The United States needs a new Syria policy
President-elect Joe Biden will inherit a 10-year-old crisis in Syria that continues to pose acute strategic and humanitarian challenges. The new administration has an opportunity to re-evaluate U.S. policy on Syria, prioritizing diplomacy to advance our interests.
One of us has been known for years as a strong critic of Syrian President Bashar al-Assad and Syria’s domestic and external policies. The other has been a strong critic of the notion that pressure alone will change what we consider to be problematic behavior. Our policy differences, especially regarding President Assad remain strong, making our joint recommendation that much more significant. Indeed, we agree that, with the exception of confronting the ISIS threat in northeast Syria, U.S. policy since 2011 has failed to produce positive results – and that a pivot is necessary.
U.S. interests in Syria include eliminating the threat posed by terrorist groups, preventing the use and proliferation of chemical weapons, and alleviating the suffering of millions of civilians whose lives have been shattered by the combination of war, repression, corruption, and sanctions.
Additionally, Syria is a flashpoint for conflict among external forces, including between the United States and Russia, Israel and Iran, Russia and Turkey, and Turkey and the U.S.-supported Kurds.
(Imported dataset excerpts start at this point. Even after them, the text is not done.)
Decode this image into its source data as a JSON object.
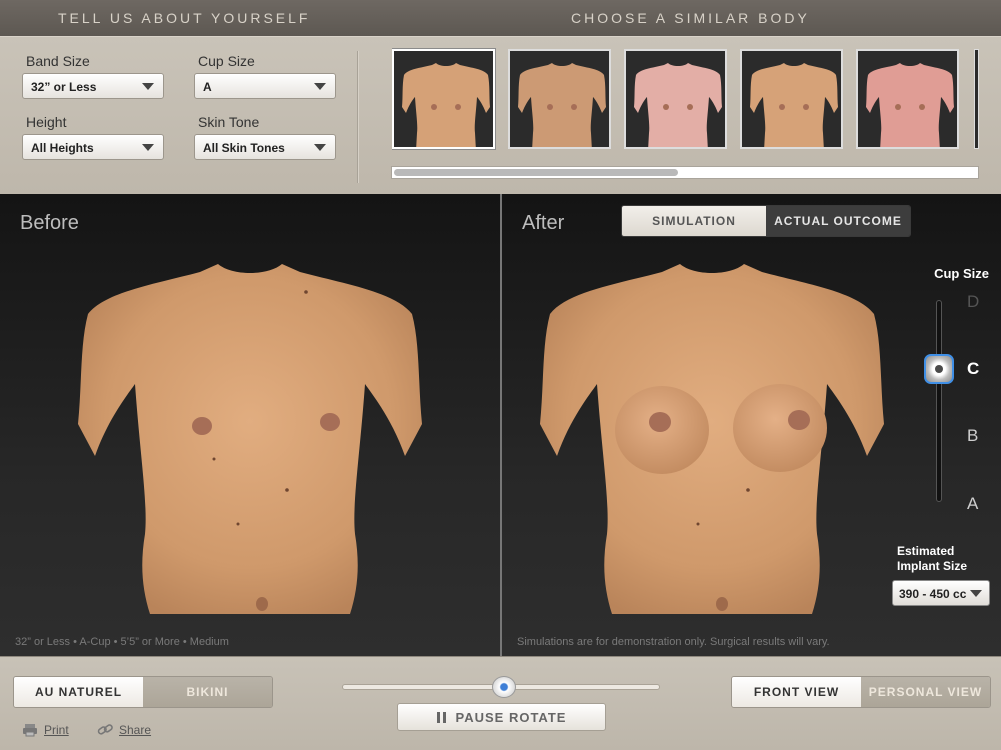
{
  "header": {
    "left_title": "TELL US ABOUT YOURSELF",
    "right_title": "CHOOSE A SIMILAR BODY"
  },
  "filters": {
    "band_size": {
      "label": "Band Size",
      "value": "32” or Less"
    },
    "cup_size": {
      "label": "Cup Size",
      "value": "A"
    },
    "height": {
      "label": "Height",
      "value": "All Heights"
    },
    "skin_tone": {
      "label": "Skin Tone",
      "value": "All Skin Tones"
    }
  },
  "thumbnails": [
    {
      "skin": "#d5a177",
      "selected": true
    },
    {
      "skin": "#cc9a74",
      "selected": false
    },
    {
      "skin": "#e3aea6",
      "selected": false
    },
    {
      "skin": "#d6a278",
      "selected": false
    },
    {
      "skin": "#e09d95",
      "selected": false
    }
  ],
  "before": {
    "title": "Before",
    "caption": "32” or Less   •   A-Cup   •   5’5” or More   •   Medium"
  },
  "after": {
    "title": "After",
    "tabs": {
      "simulation": "SIMULATION",
      "actual": "ACTUAL OUTCOME"
    },
    "cup_title": "Cup Size",
    "cup_levels": [
      "D",
      "C",
      "B",
      "A"
    ],
    "selected_cup": "C",
    "implant_title_1": "Estimated",
    "implant_title_2": "Implant Size",
    "implant_value": "390 - 450 cc",
    "disclaimer": "Simulations are for demonstration only. Surgical results will vary."
  },
  "controls": {
    "mode_on": "AU NATUREL",
    "mode_off": "BIKINI",
    "pause_label": "PAUSE ROTATE",
    "view_on": "FRONT VIEW",
    "view_off": "PERSONAL VIEW",
    "print": "Print",
    "share": "Share",
    "rotation": 0.5
  },
  "colors": {
    "skin": "#d29c6f",
    "accent": "#3f8fe6"
  }
}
Another important interest is the refugee burden on neighboring countries and Europe, where mass migration continues to fuel populist reaction.
Current U.S. policy — centered on isolating and sanctioning Syria — has succeeded in crippling the country’s already war-ravaged economy, but it has failed to produce behavioral change. Earlier efforts to train, equip, and arm opposition groups to pressure Assad to change direction or leave power were equally unsuccessful. Instead, these policies contributed to Syria’s deepening reliance on Russia and Iran.
U.S. and EU sanctions have led to severe shortages and contributed to a collapse of the Syrian currency, but they have neither weakened key support among Assad’s core domestic constituency nor changed the conduct of the ruling elite. The sanctions policy has left the United States on the sidelines and Russia, Turkey, and Iran as the main arbiters of Syria’s future. Meanwhile, U.N.-led diplomatic efforts in Geneva centered on constitutional reforms have stalled.
Worse, punitive sanctions on Syria are producing unintended harmful humanitarian consequences by deepening and prolonging the misery of ordinary Syrians, enabling war profiteers and decimating the Syrian middle class, a potential engine for stability and long-term reform. It is safe to assume that the country’s leadership does not suffer because of sanctions.
The United States is now confronted with a choice between the current approach, which has succeeded only in contributing to a festering failed state, or a reconceived diplomatic process that aims to develop a detailed framework for engaging the Syrian government on a limited set of concrete and verifiable steps, which, if implemented, will be matched by targeted assistance and sanctions adjustments from the United States and EU.
The goal of this framework would be to halt the downhill spiral in Syria and to re-energize diplomacy by offering a phased approach that enables progress on discrete issues and giving the Syrian government and its backers a clear pathway out of the current economic and humanitarian crisis. It does not address the strategic challenge of Syria’s alignment with Iran and Russia, objectionable to the United States, nor hold anyone accountable for the appalling deaths and destruction in Syria — but neither has the current approach.
The building blocks for such a framework are detailed in a Carter Center paper released in early January and based on the Center’s extensive consultations with Syrians on all sides of the country’s political divides as well as the international community.
First, the United States should consider exempting from sanctions all humanitarian efforts to combat COVID-19 in Syria. Equally urgent would be facilitating the reconstruction of essential civilian infrastructure, such as hospitals, schools, and irrigation facilities. Next would follow a phased and reversible easing of U.S. and European sanctions.
These steps would be triggered only when the United States and its European allies verify the implementation of concrete steps negotiated with the Syrian government. Monitoring mechanisms would ascertain progress. Steps would include the release of political prisoners, dignified reception for returning refugees, civilian protection and unhindered, countrywide humanitarian access, the removal of remaining chemical weapons, and political as well as security sector reforms, including good-faith participation in the U.N.’s Geneva process and greater decentralization.
There should be no illusions, however; the barriers to success are many. The Syrian leadership has shown little willingness to compromise. Momentum in this step-by-step approach requires verifiable Syrian action, and mere lip service to reform will result in suspension of U.S. and European incentives and could trigger “snapback” sanctions.
Most countries advocating Assad’s departure abandoned that maximalist demand years ago. But they continued policies of pressure and isolation that failed to produce any of the reforms envisioned in this transactional, step-by-step proposal. This is not a gift to the Syrian government, which is responsible for much of the deaths and destruction during the past 10 years. It is instead a suggestion that perpetuating the status quo will not suddenly produce different results than those we have witnessed since 2011. By publicly releasing a negotiated menu of reciprocal steps, the United States and Europe can, in essence, apply a different type of pressure on Syria to produce the reforms that have been rejected so far.
A change of U.S. presidential administration offers an opportunity to pivot and test this new approach.